Las principales avenidas de la ciudad —la 20 de Noviembre, los bulevares Ruiz Cortines y Lázaro Cárdenas, la avenida Puebla— volvieron a tener vida. Donde días atrás reinaban el silencio y la incertidumbre, ahora se ven vehículos de trabajo, cuadrillas de limpieza, patrullas y camionetas cargadas con víveres.

Los restaurantes abren sus puertas y en muchos casos donan alimentos a quienes lo perdieron todo; empresas, instituciones públicas y familias particulares han instalado centros de acopio improvisados en esquinas, estacionamientos y frentes de negocio.

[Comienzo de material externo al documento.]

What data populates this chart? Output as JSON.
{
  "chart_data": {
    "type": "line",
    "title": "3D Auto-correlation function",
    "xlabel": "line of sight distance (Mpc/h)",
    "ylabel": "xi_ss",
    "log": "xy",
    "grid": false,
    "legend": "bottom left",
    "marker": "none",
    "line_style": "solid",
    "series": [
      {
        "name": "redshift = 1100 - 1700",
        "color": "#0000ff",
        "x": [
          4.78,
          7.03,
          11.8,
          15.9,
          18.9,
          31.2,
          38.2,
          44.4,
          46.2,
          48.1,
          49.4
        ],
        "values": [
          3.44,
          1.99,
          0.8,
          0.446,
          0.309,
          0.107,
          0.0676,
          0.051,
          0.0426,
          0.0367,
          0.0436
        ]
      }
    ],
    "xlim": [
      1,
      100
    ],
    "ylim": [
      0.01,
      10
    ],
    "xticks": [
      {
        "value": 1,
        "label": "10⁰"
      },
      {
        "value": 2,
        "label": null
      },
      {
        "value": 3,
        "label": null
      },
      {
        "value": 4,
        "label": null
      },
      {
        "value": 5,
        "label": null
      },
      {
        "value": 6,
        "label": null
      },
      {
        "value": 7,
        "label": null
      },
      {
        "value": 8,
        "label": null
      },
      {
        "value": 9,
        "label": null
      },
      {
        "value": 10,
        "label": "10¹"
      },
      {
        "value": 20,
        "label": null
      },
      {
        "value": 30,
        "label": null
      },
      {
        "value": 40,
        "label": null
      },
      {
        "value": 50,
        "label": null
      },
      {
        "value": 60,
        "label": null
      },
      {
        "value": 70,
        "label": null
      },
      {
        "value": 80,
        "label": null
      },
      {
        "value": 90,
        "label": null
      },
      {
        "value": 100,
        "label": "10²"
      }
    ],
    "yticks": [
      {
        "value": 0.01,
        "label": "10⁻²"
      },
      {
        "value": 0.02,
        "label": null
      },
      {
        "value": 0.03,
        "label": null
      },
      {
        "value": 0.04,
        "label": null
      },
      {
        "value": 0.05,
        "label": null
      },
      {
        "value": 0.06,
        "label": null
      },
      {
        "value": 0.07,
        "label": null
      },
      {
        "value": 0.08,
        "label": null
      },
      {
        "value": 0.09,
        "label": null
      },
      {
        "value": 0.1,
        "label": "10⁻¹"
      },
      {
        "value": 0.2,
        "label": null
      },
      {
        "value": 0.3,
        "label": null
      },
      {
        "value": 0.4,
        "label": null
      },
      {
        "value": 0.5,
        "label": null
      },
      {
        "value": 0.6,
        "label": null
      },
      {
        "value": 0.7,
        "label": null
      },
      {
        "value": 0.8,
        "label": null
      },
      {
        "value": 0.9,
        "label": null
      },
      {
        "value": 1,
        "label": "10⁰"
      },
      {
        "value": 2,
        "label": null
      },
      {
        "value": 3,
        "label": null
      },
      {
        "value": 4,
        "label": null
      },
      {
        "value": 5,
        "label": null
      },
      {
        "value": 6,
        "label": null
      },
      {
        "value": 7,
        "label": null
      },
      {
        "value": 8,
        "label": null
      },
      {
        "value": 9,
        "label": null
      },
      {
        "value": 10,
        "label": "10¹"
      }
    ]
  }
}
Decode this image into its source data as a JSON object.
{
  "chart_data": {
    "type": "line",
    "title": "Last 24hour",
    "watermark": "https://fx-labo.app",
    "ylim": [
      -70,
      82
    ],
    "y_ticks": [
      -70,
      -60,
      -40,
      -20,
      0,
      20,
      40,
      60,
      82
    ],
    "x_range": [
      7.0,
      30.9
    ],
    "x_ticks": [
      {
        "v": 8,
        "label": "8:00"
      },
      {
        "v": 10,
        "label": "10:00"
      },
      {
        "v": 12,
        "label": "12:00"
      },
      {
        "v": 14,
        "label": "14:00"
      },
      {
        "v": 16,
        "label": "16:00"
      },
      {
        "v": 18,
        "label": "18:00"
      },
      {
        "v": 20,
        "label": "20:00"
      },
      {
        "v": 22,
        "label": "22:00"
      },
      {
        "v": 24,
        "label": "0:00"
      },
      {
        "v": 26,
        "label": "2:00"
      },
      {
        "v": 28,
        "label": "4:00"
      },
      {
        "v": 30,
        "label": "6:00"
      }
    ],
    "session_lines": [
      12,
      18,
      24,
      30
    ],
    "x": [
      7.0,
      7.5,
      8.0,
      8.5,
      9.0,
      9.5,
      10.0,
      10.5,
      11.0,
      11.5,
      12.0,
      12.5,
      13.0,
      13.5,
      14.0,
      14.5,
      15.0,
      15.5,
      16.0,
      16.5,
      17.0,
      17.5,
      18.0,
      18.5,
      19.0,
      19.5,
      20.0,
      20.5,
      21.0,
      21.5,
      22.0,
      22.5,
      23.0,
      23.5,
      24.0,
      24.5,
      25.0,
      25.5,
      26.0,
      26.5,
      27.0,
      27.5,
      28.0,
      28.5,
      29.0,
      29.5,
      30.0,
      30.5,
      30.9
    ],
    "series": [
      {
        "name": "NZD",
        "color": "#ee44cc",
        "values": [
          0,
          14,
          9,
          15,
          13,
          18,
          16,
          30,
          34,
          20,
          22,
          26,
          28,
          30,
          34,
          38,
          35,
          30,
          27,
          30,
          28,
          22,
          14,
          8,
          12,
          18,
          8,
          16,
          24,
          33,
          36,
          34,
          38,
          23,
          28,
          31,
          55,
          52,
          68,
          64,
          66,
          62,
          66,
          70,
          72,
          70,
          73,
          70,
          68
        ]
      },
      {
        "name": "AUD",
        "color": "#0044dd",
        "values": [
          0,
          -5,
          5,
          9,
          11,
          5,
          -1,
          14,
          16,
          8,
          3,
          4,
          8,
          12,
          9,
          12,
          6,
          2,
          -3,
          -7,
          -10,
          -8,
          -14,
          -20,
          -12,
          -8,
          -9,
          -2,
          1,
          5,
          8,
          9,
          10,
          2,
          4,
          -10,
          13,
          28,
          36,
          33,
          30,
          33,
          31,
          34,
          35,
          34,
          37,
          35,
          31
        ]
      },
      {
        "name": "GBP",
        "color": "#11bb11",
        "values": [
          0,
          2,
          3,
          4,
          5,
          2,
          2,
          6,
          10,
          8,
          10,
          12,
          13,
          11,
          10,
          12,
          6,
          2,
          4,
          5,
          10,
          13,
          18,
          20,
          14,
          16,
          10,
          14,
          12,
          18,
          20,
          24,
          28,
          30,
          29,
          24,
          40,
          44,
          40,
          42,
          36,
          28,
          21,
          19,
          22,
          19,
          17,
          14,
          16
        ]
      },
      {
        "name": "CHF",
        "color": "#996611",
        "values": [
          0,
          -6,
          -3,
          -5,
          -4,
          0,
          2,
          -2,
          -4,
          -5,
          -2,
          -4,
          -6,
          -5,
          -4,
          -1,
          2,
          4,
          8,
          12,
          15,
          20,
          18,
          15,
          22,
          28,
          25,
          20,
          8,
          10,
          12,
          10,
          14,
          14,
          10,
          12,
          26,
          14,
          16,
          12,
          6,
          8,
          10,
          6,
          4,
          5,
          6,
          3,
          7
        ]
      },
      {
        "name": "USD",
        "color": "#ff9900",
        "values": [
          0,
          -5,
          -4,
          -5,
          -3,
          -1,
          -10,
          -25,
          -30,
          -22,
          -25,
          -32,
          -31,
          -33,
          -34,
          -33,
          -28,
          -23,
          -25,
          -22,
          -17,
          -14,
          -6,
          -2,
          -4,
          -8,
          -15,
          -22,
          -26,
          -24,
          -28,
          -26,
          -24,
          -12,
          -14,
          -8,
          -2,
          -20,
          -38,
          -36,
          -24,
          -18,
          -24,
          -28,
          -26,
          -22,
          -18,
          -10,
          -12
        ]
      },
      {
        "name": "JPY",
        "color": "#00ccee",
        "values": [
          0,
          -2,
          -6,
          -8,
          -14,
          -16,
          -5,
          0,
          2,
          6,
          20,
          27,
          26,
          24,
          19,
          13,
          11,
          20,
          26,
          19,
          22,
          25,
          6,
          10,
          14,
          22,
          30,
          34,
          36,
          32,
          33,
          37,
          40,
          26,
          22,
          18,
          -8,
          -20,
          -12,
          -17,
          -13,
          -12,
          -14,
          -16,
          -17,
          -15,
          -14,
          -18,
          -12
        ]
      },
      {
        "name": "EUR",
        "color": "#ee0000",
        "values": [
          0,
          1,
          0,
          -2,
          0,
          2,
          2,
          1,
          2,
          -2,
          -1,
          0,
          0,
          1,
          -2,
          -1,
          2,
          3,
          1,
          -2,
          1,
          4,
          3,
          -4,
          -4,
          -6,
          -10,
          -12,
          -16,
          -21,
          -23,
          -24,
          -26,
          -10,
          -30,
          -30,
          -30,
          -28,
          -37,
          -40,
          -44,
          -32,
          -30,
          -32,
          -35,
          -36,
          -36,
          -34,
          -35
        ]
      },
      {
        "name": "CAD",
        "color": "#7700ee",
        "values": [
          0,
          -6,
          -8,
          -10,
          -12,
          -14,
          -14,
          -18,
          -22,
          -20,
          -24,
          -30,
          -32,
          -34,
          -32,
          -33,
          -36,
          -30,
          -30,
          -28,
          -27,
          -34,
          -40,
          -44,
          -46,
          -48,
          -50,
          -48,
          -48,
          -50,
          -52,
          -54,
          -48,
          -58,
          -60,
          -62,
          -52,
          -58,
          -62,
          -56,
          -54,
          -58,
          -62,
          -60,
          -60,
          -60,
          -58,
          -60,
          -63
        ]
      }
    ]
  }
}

Los jóvenes regresan a las calles, no como simples espectadores de la tragedia.

Regresan con todo su ímpetu, con toda su energía y, sí, con una rabia limpia: la que nace de ver caer lo suyo y negarse a rendirse. Con cada paletada de lodo, con cada mueble estropeado que retiran de las calles, con cada comida caliente que ayudan a repartir, parecen decirle a Poza Rica que no todo está perdido.

No solo están limpiando las calles; están limpiando el alma de una ciudad que quiere volver a reconocerse.

Es cierto: todavía no estamos viviendo un regreso pleno a la normalidad. No hay que engañarse: la delincuencia no desaparece por decreto, ni las extorsiones se esfuman porque haya más patrullas o uniformes en las calles.

Lo que tenemos hoy es una pausa, un respiro que nos recuerda quiénes éramos antes del miedo y lo que todavía podemos ser si seguimos juntos.

Y eso, en medio de todo, ya es mucho. Porque una ciudad que se atreve a salir de nuevo —aunque sea entre charcos, cansancio y escombros— es una ciudad que aún tiene esperanza.

Poza Rica hoy respira distinto.

No porque el peligro haya terminado, sino porque la gente está volviendo a confiar en sí misma.

Los negocios abren con precaución, las risas vuelven a escucharse en las banquetas, en las esquinas, en los frentes de los locales donde antes sólo había silencio. Los vecinos se saludan al cruzarse con una pala, una cubeta o una escoba en la mano. En cada golpe de escoba, en cada pared que vuelve a pintarse, en cada casa que se limpia y se repara, hay pequeñas victorias: silenciosas, pero llenas de significado.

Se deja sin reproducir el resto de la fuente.